In design-based inference, introduced by Neyman (1934), the values taken by the variable of interest are considered as fixed and the sampling design is the only source of randomness affecting the estimates. In model-based inference, the values taken by the variable of interest are considered as the realizations of random variables. The set of conditions defining the class of this distribution is called “super-population” model (Cassel et al., 1976: 80) and inference is made conditionally on the sample, which is either drawn at random or chosen purposively from the population. Accuracy is measured only over possible realizations of the variables. In model-assisted inference, the model is used to increase accuracy, but good design-based properties, such as design consistency, are of primary interest. Various methods include calibration estimators and pseudo-empirical best linear unbiased predictors. The accuracy of the former is evaluated through randomization techniques; the accuracy of the latter through a model. In the Bayesian framework, the estimator is a conditional expectation in the posterior distribution of the population or subpopulation parameters and the posterior variance is used as a measure of the variability of the Bayesian estimator. This Bayesian technique applies to continuous, binary, and count data.

Sampling methods are used in surveys dealing with households, business, agriculture, and environment, to name a few. A research direction is inference on subpopulation (or domain) parameters in the case of small or even null sample sizes. This subject has given rise to small-area estimation. The term “small area” denotes any subpopulation for which direct estimates are out of reach with satisfactory accuracy and for which the direct estimator uses the sole information available in the domain and the period of interest. Indirect estimators or predictors borrow information from other domains or periods. According to Rao and Molina (2015), the first application of indirect estimation was a survey about radio listening in the United States conducted in 1945. A regression was used to correct the biased direct estimators of the medians of the variables of interest. The case is commented in Hansen et al. (1953).

The four contributions included in this special issue intertwine design and estimation. Estimation can be based on super-population models; it can be Bayesian or frequentist. Design more than ever conditions the quality of the results, and inference based on randomization remains the reference. Design and estimation are inseparable. They both involve available auxiliary information.

Malay Ghosh, Jiyoun Myung, and Paduthol Godan Sankaran (published in the previous issue 25(3)) estimate the population median based on a Bayesian nonparametric technique. The absolute error loss is more complicated to handle than the quadratic loss. The authors consider the flexible class of Dirichlet process prior. They address finite populations characterized by a probability distribution over a finite set of points. They combine Bayesian with asymptotic frequentist properties. Survey sampling and small area estimation lead them to put aside randomization-based inference, but to keep design-related properties in the evaluation.

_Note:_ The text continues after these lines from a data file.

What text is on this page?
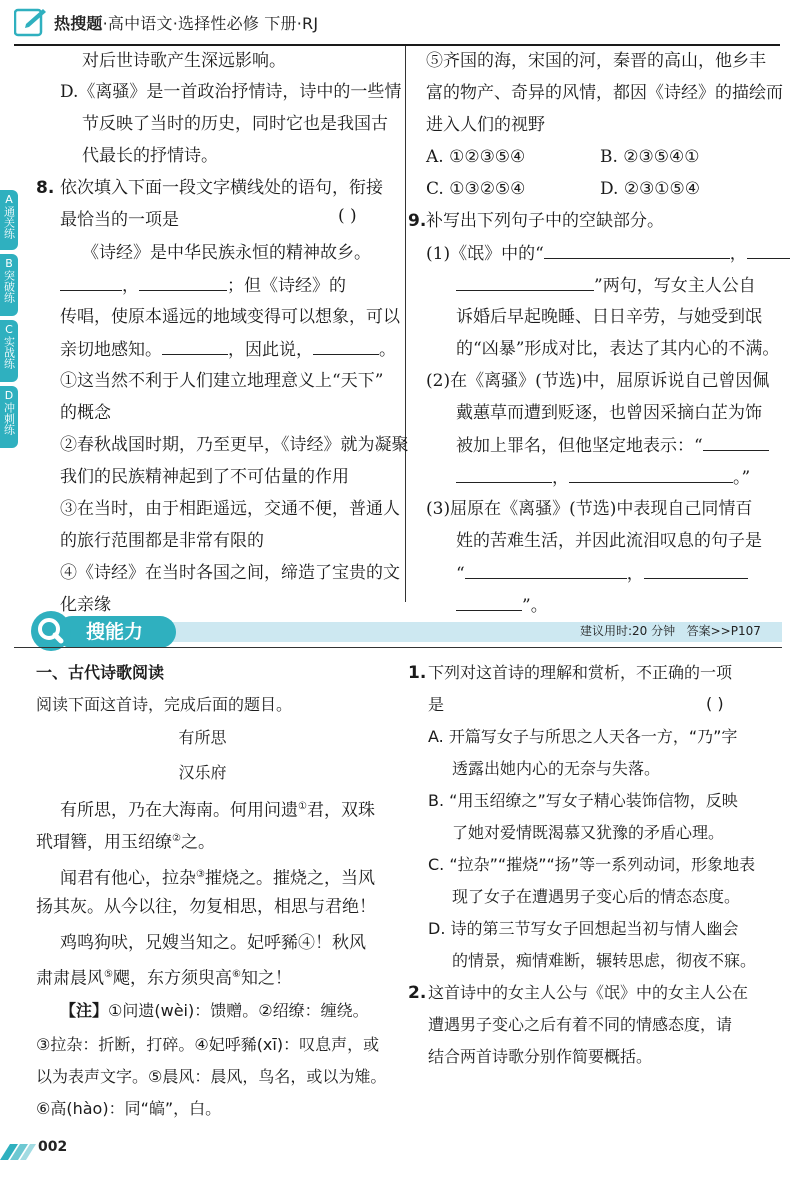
热搜题·高中语文·选择性必修 下册·RJ
A
通关练
B
突破练
C
实战练
D
冲刺练
对后世诗歌产生深远影响。
D.《离骚》是一首政治抒情诗，诗中的一些情
节反映了当时的历史，同时它也是我国古
代最长的抒情诗。
8. 依次填入下面一段文字横线处的语句，衔接
最恰当的一项是	( )
《诗经》是中华民族永恒的精神故乡。
，	；但《诗经》的
传唱，使原本遥远的地域变得可以想象，可以
亲切地感知。	，因此说，	。
①这当然不利于人们建立地理意义上“天下”
的概念
②春秋战国时期，乃至更早，《诗经》就为凝聚
我们的民族精神起到了不可估量的作用
③在当时，由于相距遥远，交通不便，普通人
的旅行范围都是非常有限的
④《诗经》在当时各国之间，缔造了宝贵的文
化亲缘
⑤齐国的海，宋国的河，秦晋的高山，他乡丰
富的物产、奇异的风情，都因《诗经》的描绘而
进入人们的视野
A. ①②③⑤④	B. ②③⑤④①
C. ①③②⑤④	D. ②③①⑤④
9. 补写出下列句子中的空缺部分。
(1)《氓》中的“	，
”两句，写女主人公自
诉婚后早起晚睡、日日辛劳，与她受到氓
的“凶暴”形成对比，表达了其内心的不满。
(2)在《离骚》(节选)中，屈原诉说自己曾因佩
戴蕙草而遭到贬逐，也曾因采摘白芷为饰
被加上罪名，但他坚定地表示：“
，	。”
(3)屈原在《离骚》(节选)中表现自己同情百
姓的苦难生活，并因此流泪叹息的句子是
“	，
”。
搜能力	建议用时:20 分钟 答案>>P107
一、古代诗歌阅读
阅读下面这首诗，完成后面的题目。
有所思
汉乐府
有所思，乃在大海南。何用问遗①君，双珠
玳瑁簪，用玉绍缭②之。
闻君有他心，拉杂③摧烧之。摧烧之，当风
扬其灰。从今以往，勿复相思，相思与君绝！
鸡鸣狗吠，兄嫂当知之。妃呼豨④！秋风
肃肃晨风⑤飔，东方须臾高⑥知之！
【注】①问遗(wèi)：馈赠。②绍缭：缠绕。
③拉杂：折断，打碎。④妃呼豨(xī)：叹息声，或
以为表声文字。⑤晨风：晨风，鸟名，或以为雉。
⑥高(hào)：同“皜”，白。
1. 下列对这首诗的理解和赏析，不正确的一项
是	( )
A. 开篇写女子与所思之人天各一方，“乃”字
透露出她内心的无奈与失落。
B. “用玉绍缭之”写女子精心装饰信物，反映
了她对爱情既渴慕又犹豫的矛盾心理。
C. “拉杂”“摧烧”“扬”等一系列动词，形象地表
现了女子在遭遇男子变心后的情态态度。
D. 诗的第三节写女子回想起当初与情人幽会
的情景，痴情难断，辗转思虑，彻夜不寐。
2. 这首诗中的女主人公与《氓》中的女主人公在
遭遇男子变心之后有着不同的情感态度，请
结合两首诗歌分别作简要概括。
002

Mauno Keto, Jussi Hakanen, and Erkki Pahkinen use a linear mixed model to maximize the accuracy of the small-area estimate at both the area and the population levels. By simulation, they compare the efficiency of possible allocations resulting from either the model- or the design-based estimators.

Tomasz Ba̧k examines the ways of selecting balanced samples over space, which is a problem raised when the target population is structured along a network. This is the case encountered in agriculture, in forestry, in environmental sciences, and in the social sciences. A network allows one to define a distance and the property of adjacency between population units. The efficient design then involves the information on the structure. Ba̧k builds on Wywiał (1996) to develop the case of so-called “drawn-by-drawn” samples, which are samples where only two successively sampled units can be neighbors to each other.

Barbara Kowalczyk and Dorota Juszczak address rotating panel surveys, which are repeated surveys where some respondents are replaced at each round. Most large-scale social surveys, including the European Union Survey on Income and Living Conditions, are designed that way. Information on target variables collected on previous rounds is useful for the entire survey. This improves the efficiency of estimates. The authors consider the situation where the target variables are numerous and weights are independent of the variable of interest. Their comparison to other estimators is encouraging.